Within the past year we’ve mainly seen “cancelling” in the form of old social media posts from celebrities that would now be considered offensive and insensitive. However, more times than not these celebrities were young teenagers when they tweeted whatever they get exposed for, we also need to remember how different humor was even just ten years ago. Humor was rooted in sexism, racism, homophobia, basically stereotyping in general was high at the time in regards to what was considered “comedy.” That doesn’t excuse any of the behaviour or content that’s come to light, but it does, yet again, create a tricky grey area. It seems that “cancelling” someone is less about holding someone accountable for a real consistent wrongdoing, and more gaslighting of one mistake made many years ago to distract from bigger issues. When a celebrity gets outed for something they said, or did, years ago that is deemed as inappropriate, offensive, or just straight up illegal, they should be held accountable, but we also shouldn’t let it tarnish complete careers/reputations. Obviously, every case is subjective and different, so we really can’t generalize when it comes to who should be cancelled and who shouldn’t, but we should make sure we’re paying attention, and engaging in discussions.
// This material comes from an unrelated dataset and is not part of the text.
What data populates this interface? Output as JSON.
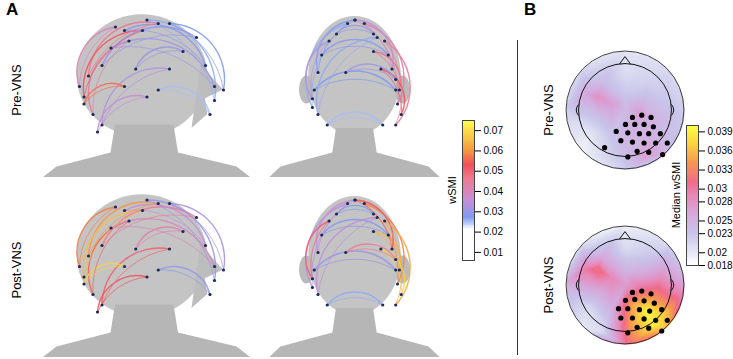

Comedian Billy Eichner took to Twitter a few months ago amid old homophobic tweets from Kevin Hart resurfacing which lead to his termination from hosting the Oscars. “I’m not into people being permanently ‘cancelled’ over something like this. To me, ‘cancellation’ is childish. I’m into conversation, not cancellation. I’m into owning up to past mistakes, acknowledging blindspots and hurtful remarks, talking through it, discussing it, learning, moving past it and making progress together. To cancel someone immediately, is denying them that opportunity to learn and grow.”

Eichner is making a lot of valid points and while this is commentating specifically on the aspect of cancelling culture that is scrutiny over past offensive tweets, jokes, etc. it speaks volumes to how quickly we as a society are ready to change our thoughts on an individual based on public perception. It needs to be more about a discussion around what was deemed offensive, why it’s offensive, and how the person plans to make up and grow from it. 

While cancel culture isn’t always valid, sometimes is over reactive, and is basically all based around grey areas of accountability, it does, at least, do just that; hold individuals accountable.